Walking into the center is a welcoming experience, with its open layout, tall wooden ceilings and a fireside lounge. A golden chandelier hangs from the ceiling and art by soldiers decorates most of the walls.
On the second floor, there are seven main rooms. In one, guitars and a keyboard are neatly displayed for servicemembers who want to rock out and cut a jam or two in the soundproof room. In the theater room, there are comfy seats for 12, with options that include free movies, TV shows and televised sporting events. There’s also space for servicemembers recovering from wounds to video-conference with their families back home. The Game Room is decked out with eight 32-inch flat-screen televisions with built-in speakers and controls. XBox is the gaming system of choice.
“Healing is about more than what happens in an operating room. And it involved more than just a servicemember him or herself. It involves the whole family,” USO president and CEO Sloan Gibson said Tuesday at the ribbon-cutting. “As you start to understand that, you realize the need for a place like this.”
The facility also includes a learning lounge, business center, classroom, study, community room, dining room and kitchen, family room and sports lounge. Outside, there is a grill and gardens for meditation and healing.
“Those coming back I’m not sure necessarily realize it, but your family is a big part of your healing, to have your family close by and being part of your healing process,” said Col. Gregory Gadson, the commander at Fort Belvoir.
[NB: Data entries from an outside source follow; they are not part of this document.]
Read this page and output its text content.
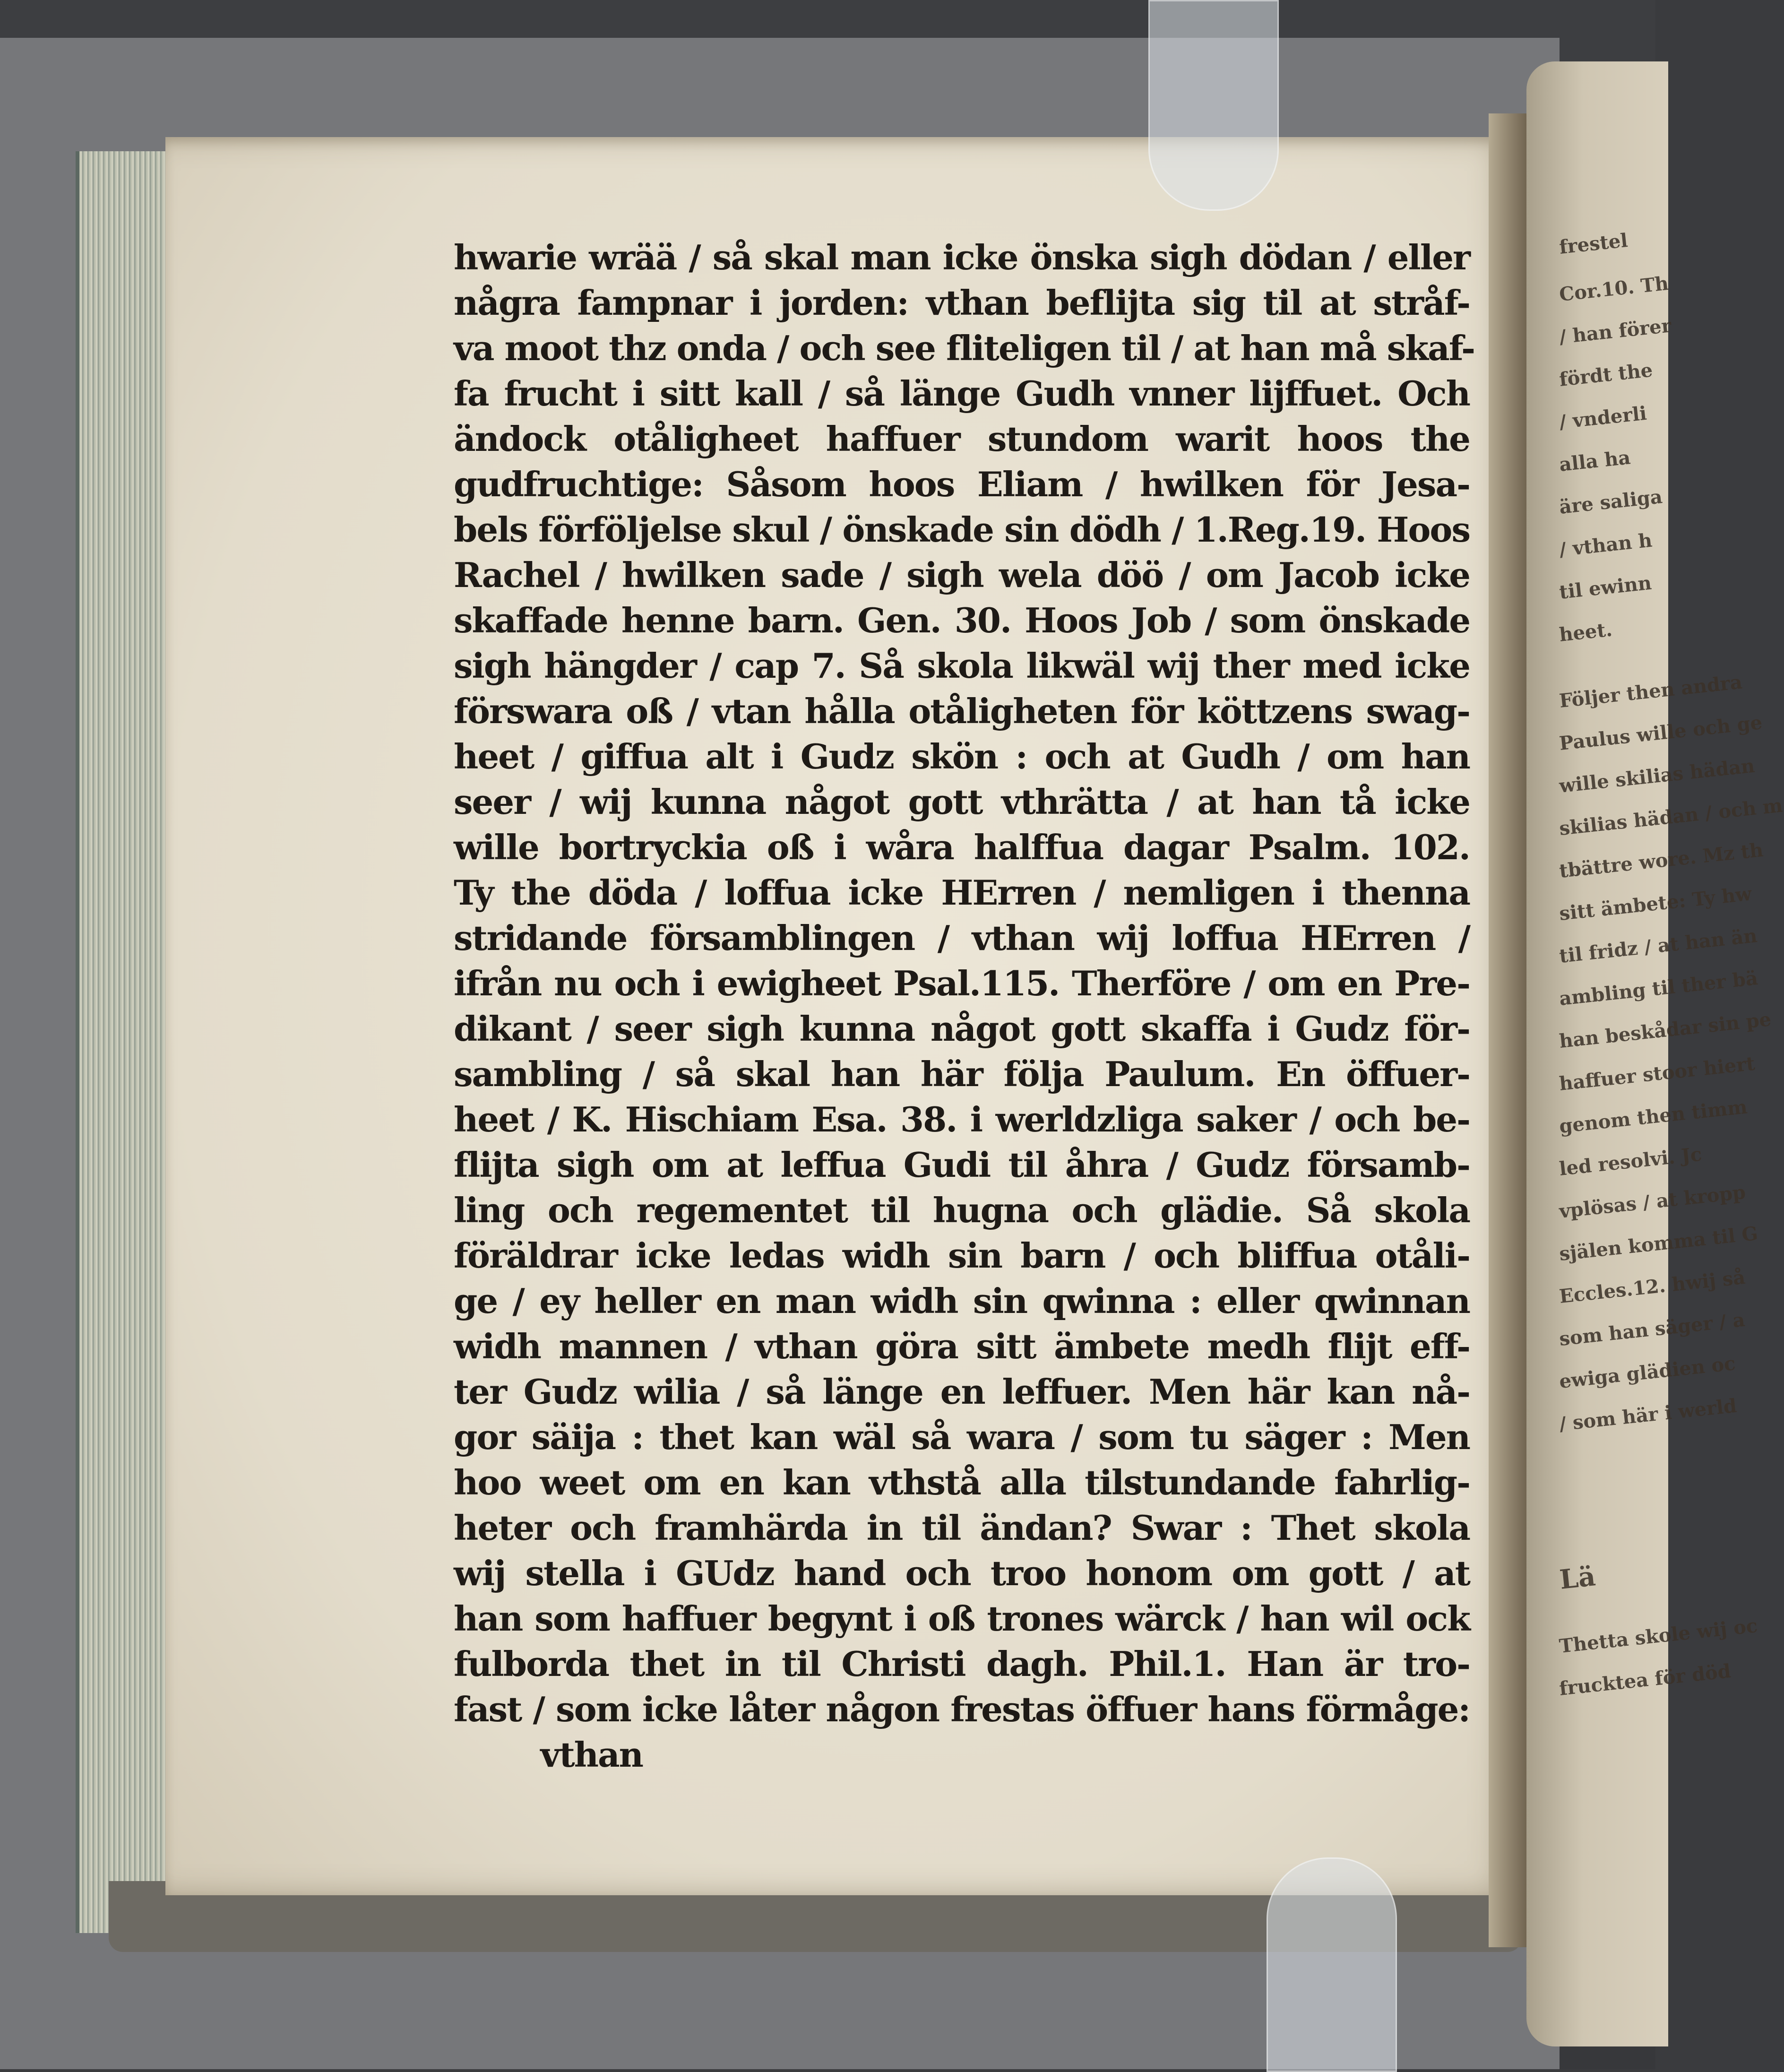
hwarie wrää / så skal man icke önska sigh dödan / eller
några fampnar i jorden: vthan beflijta sig til at stråf-
va moot thz onda / och see fliteligen til / at han må skaf-
fa frucht i sitt kall / så länge Gudh vnner lijffuet. Och
ändock otåligheet haffuer stundom warit hoos the
gudfruchtige: Såsom hoos Eliam / hwilken för Jesa-
bels förföljelse skul / önskade sin dödh / 1.Reg.19. Hoos
Rachel / hwilken sade / sigh wela döö / om Jacob icke
skaffade henne barn. Gen. 30. Hoos Job / som önskade
sigh hängder / cap 7. Så skola likwäl wij ther med icke
förswara oß / vtan hålla otåligheten för köttzens swag-
heet / giffua alt i Gudz skön : och at Gudh / om han
seer / wij kunna något gott vthrätta / at han tå icke
wille bortryckia oß i wåra halffua dagar Psalm. 102.
Ty the döda / loffua icke HErren / nemligen i thenna
stridande församblingen / vthan wij loffua HErren /
ifrån nu och i ewigheet Psal.115. Therföre / om en Pre-
dikant / seer sigh kunna något gott skaffa i Gudz för-
sambling / så skal han här följa Paulum. En öffuer-
heet / K. Hischiam Esa. 38. i werldzliga saker / och be-
flijta sigh om at leffua Gudi til åhra / Gudz församb-
ling och regementet til hugna och glädie. Så skola
föräldrar icke ledas widh sin barn / och bliffua otåli-
ge / ey heller en man widh sin qwinna : eller qwinnan
widh mannen / vthan göra sitt ämbete medh flijt eff-
ter Gudz wilia / så länge en leffuer. Men här kan nå-
gor säija : thet kan wäl så wara / som tu säger : Men
hoo weet om en kan vthstå alla tilstundande fahrlig-
heter och framhärda in til ändan? Swar : Thet skola
wij stella i GUdz hand och troo honom om gott / at
han som haffuer begynt i oß trones wärck / han wil ock
fulborda thet in til Christi dagh. Phil.1. Han är tro-
fast / som icke låter någon frestas öffuer hans förmåge:
vthan
frestel
Cor.10. Th
/ han förer
fördt the
/ vnderli
alla ha
äre saliga
/ vthan h
til ewinn
heet.
Följer then andra
Paulus wille och ge
wille skilias hädan
skilias hädan / och m
tbättre wore. Mz th
sitt ämbete: Ty hw
til fridz / at han än
ambling til ther bä
han beskådar sin pe
haffuer stoor hiert
genom then timm
led resolvi. Jc
vplösas / at kropp
själen komma til G
Eccles.12. hwij så
som han säger / a
ewiga glädien oc
/ som här i werld
Lä
Thetta skole wij oc
frucktea för död
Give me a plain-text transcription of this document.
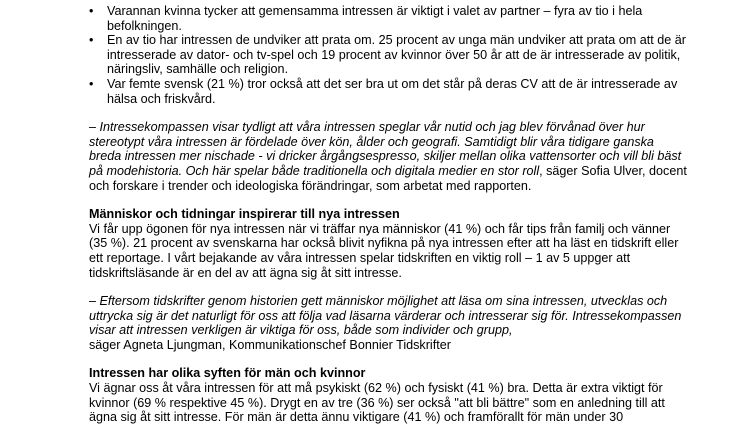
• Varannan kvinna tycker att gemensamma intressen är viktigt i valet av partner – fyra av tio i hela befolkningen.
• En av tio har intressen de undviker att prata om. 25 procent av unga män undviker att prata om att de är intresserade av dator- och tv-spel och 19 procent av kvinnor över 50 år att de är intresserade av politik, näringsliv, samhälle och religion.
• Var femte svensk (21 %) tror också att det ser bra ut om det står på deras CV att de är intresserade av hälsa och friskvård.

– Intressekompassen visar tydligt att våra intressen speglar vår nutid och jag blev förvånad över hur stereotypt våra intressen är fördelade över kön, ålder och geografi. Samtidigt blir våra tidigare ganska breda intressen mer nischade - vi dricker årgångsespresso, skiljer mellan olika vattensorter och vill bli bäst på modehistoria. Och här spelar både traditionella och digitala medier en stor roll, säger Sofia Ulver, docent och forskare i trender och ideologiska förändringar, som arbetat med rapporten.

Människor och tidningar inspirerar till nya intressen

Vi får upp ögonen för nya intressen när vi träffar nya människor (41 %) och får tips från familj och vänner (35 %). 21 procent av svenskarna har också blivit nyfikna på nya intressen efter att ha läst en tidskrift eller ett reportage. I vårt bejakande av våra intressen spelar tidskriften en viktig roll – 1 av 5 uppger att tidskriftsläsande är en del av att ägna sig åt sitt intresse.

– Eftersom tidskrifter genom historien gett människor möjlighet att läsa om sina intressen, utvecklas och uttrycka sig är det naturligt för oss att följa vad läsarna värderar och intresserar sig för. Intressekompassen visar att intressen verkligen är viktiga för oss, både som individer och grupp,
säger Agneta Ljungman, Kommunikationschef Bonnier Tidskrifter

Intressen har olika syften för män och kvinnor

Vi ägnar oss åt våra intressen för att må psykiskt (62 %) och fysiskt (41 %) bra. Detta är extra viktigt för kvinnor (69 % respektive 45 %). Drygt en av tre (36 %) ser också "att bli bättre" som en anledning till att ägna sig åt sitt intresse. För män är detta ännu viktigare (41 %) och framförallt för män under 30
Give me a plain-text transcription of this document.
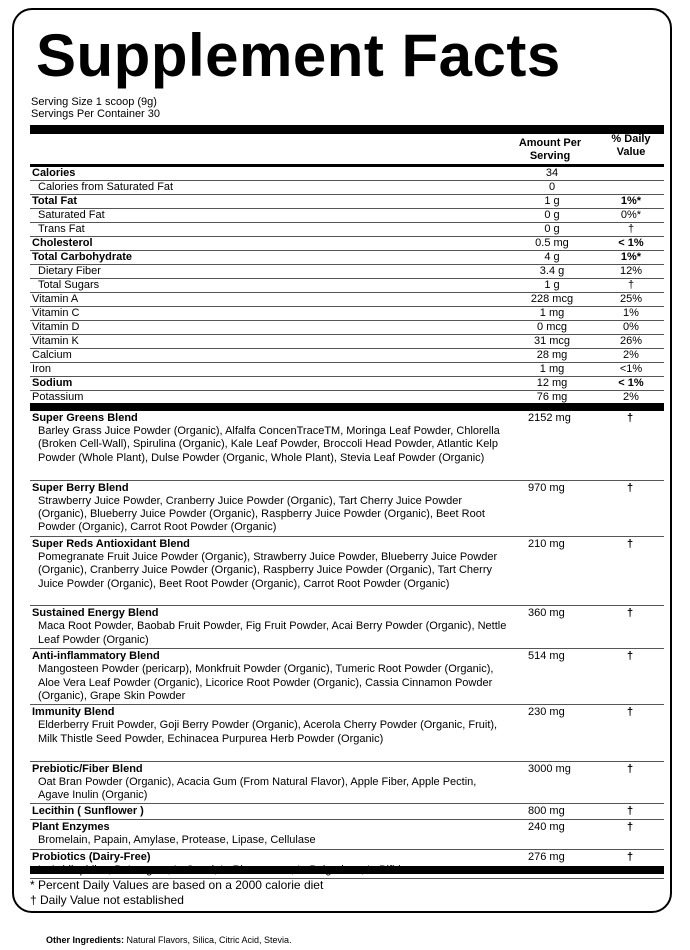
Supplement Facts
Serving Size 1 scoop (9g)
Servings Per Container 30
Amount Per
Serving
% Daily
Value
Calories	34
Calories from Saturated Fat	0
Total Fat	1 g	1%*
Saturated Fat	0 g	0%*
Trans Fat	0 g	†
Cholesterol	0.5 mg	< 1%
Total Carbohydrate	4 g	1%*
Dietary Fiber	3.4 g	12%
Total Sugars	1 g	†
Vitamin A	228 mcg	25%
Vitamin C	1 mg	1%
Vitamin D	0 mcg	0%
Vitamin K	31 mcg	26%
Calcium	28 mg	2%
Iron	1 mg	<1%
Sodium	12 mg	< 1%
Potassium	76 mg	2%
Super Greens Blend	2152 mg	†
Barley Grass Juice Powder (Organic), Alfalfa ConcenTraceTM, Moringa Leaf Powder, Chlorella (Broken Cell-Wall), Spirulina (Organic), Kale Leaf Powder, Broccoli Head Powder, Atlantic Kelp Powder (Whole Plant), Dulse Powder (Organic, Whole Plant), Stevia Leaf Powder (Organic)
Super Berry Blend	970 mg	†
Strawberry Juice Powder, Cranberry Juice Powder (Organic), Tart Cherry Juice Powder (Organic), Blueberry Juice Powder (Organic), Raspberry Juice Powder (Organic), Beet Root Powder (Organic), Carrot Root Powder (Organic)
Super Reds Antioxidant Blend	210 mg	†
Pomegranate Fruit Juice Powder (Organic), Strawberry Juice Powder, Blueberry Juice Powder (Organic), Cranberry Juice Powder (Organic), Raspberry Juice Powder (Organic), Tart Cherry Juice Powder (Organic), Beet Root Powder (Organic), Carrot Root Powder (Organic)
Sustained Energy Blend	360 mg	†
Maca Root Powder, Baobab Fruit Powder, Fig Fruit Powder, Acai Berry Powder (Organic), Nettle Leaf Powder (Organic)
Anti-inflammatory Blend	514 mg	†
Mangosteen Powder (pericarp), Monkfruit Powder (Organic), Tumeric Root Powder (Organic), Aloe Vera Leaf Powder (Organic), Licorice Root Powder (Organic), Cassia Cinnamon Powder (Organic), Grape Skin Powder
Immunity Blend	230 mg	†
Elderberry Fruit Powder, Goji Berry Powder (Organic), Acerola Cherry Powder (Organic, Fruit), Milk Thistle Seed Powder, Echinacea Purpurea Herb Powder (Organic)
Prebiotic/Fiber Blend	3000 mg	†
Oat Bran Powder (Organic), Acacia Gum (From Natural Flavor), Apple Fiber, Apple Pectin, Agave Inulin (Organic)
Lecithin ( Sunflower )	800 mg	†
Plant Enzymes	240 mg	†
Bromelain, Papain, Amylase, Protease, Lipase, Cellulase
Probiotics (Dairy-Free)	276 mg	†
* Percent Daily Values are based on a 2000 calorie diet
† Daily Value not established
Other Ingredients: Natural Flavors, Silica, Citric Acid, Stevia.
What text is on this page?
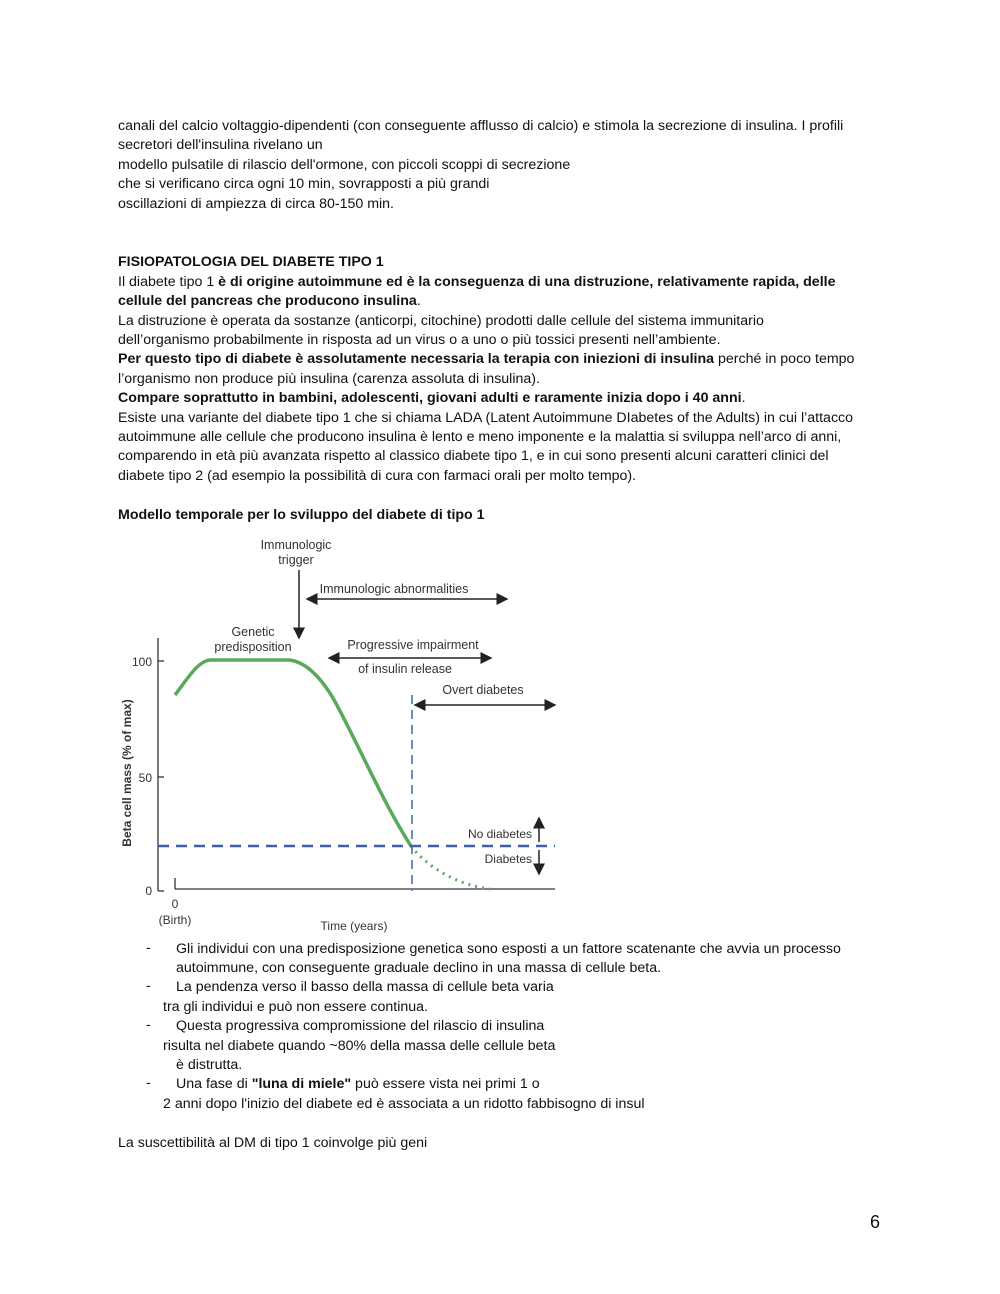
canali del calcio voltaggio-dipendenti (con conseguente afflusso di calcio) e stimola la secrezione di insulina. I profili
secretori dell'insulina rivelano un
modello pulsatile di rilascio dell'ormone, con piccoli scoppi di secrezione
che si verificano circa ogni 10 min, sovrapposti a più grandi
oscillazioni di ampiezza di circa 80-150 min.
FISIOPATOLOGIA DEL DIABETE TIPO 1
Il diabete tipo 1 è di origine autoimmune ed è la conseguenza di una distruzione, relativamente rapida, delle
cellule del pancreas che producono insulina.
La distruzione è operata da sostanze (anticorpi, citochine) prodotti dalle cellule del sistema immunitario
dell’organismo probabilmente in risposta ad un virus o a uno o più tossici presenti nell’ambiente.
Per questo tipo di diabete è assolutamente necessaria la terapia con iniezioni di insulina perché in poco tempo
l’organismo non produce più insulina (carenza assoluta di insulina).
Compare soprattutto in bambini, adolescenti, giovani adulti e raramente inizia dopo i 40 anni.
Esiste una variante del diabete tipo 1 che si chiama LADA (Latent Autoimmune DIabetes of the Adults) in cui l’attacco
autoimmune alle cellule che producono insulina è lento e meno imponente e la malattia si sviluppa nell’arco di anni,
comparendo in età più avanzata rispetto al classico diabete tipo 1, e in cui sono presenti alcuni caratteri clinici del
diabete tipo 2 (ad esempio la possibilità di cura con farmaci orali per molto tempo).
Modello temporale per lo sviluppo del diabete di tipo 1
100
50
0
0
(Birth)
Beta cell mass (% of max)
Time (years)
Immunologic
trigger
Immunologic abnormalities
Genetic
predisposition	Progressive impairment
of insulin release
Overt diabetes
No diabetes
Diabetes
- Gli individui con una predisposizione genetica sono esposti a un fattore scatenante che avvia un processo
autoimmune, con conseguente graduale declino in una massa di cellule beta.
- La pendenza verso il basso della massa di cellule beta varia
tra gli individui e può non essere continua.
- Questa progressiva compromissione del rilascio di insulina
risulta nel diabete quando ~80% della massa delle cellule beta
è distrutta.
- Una fase di "luna di miele" può essere vista nei primi 1 o
2 anni dopo l'inizio del diabete ed è associata a un ridotto fabbisogno di insul
La suscettibilità al DM di tipo 1 coinvolge più geni
6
Gadson, who was injured in 2007, commuted to Walter Reed Army Medical Center in Washington, D.C, while living at Fort Belvoir. He is a double amputee who lost his legs above the knee after a roadside bomb exploded in Iraq.
“I understand how clearly having this space and an area where we can all be around each other is important,” he said. “This is a place you want to build to call home, and that’s the idea.”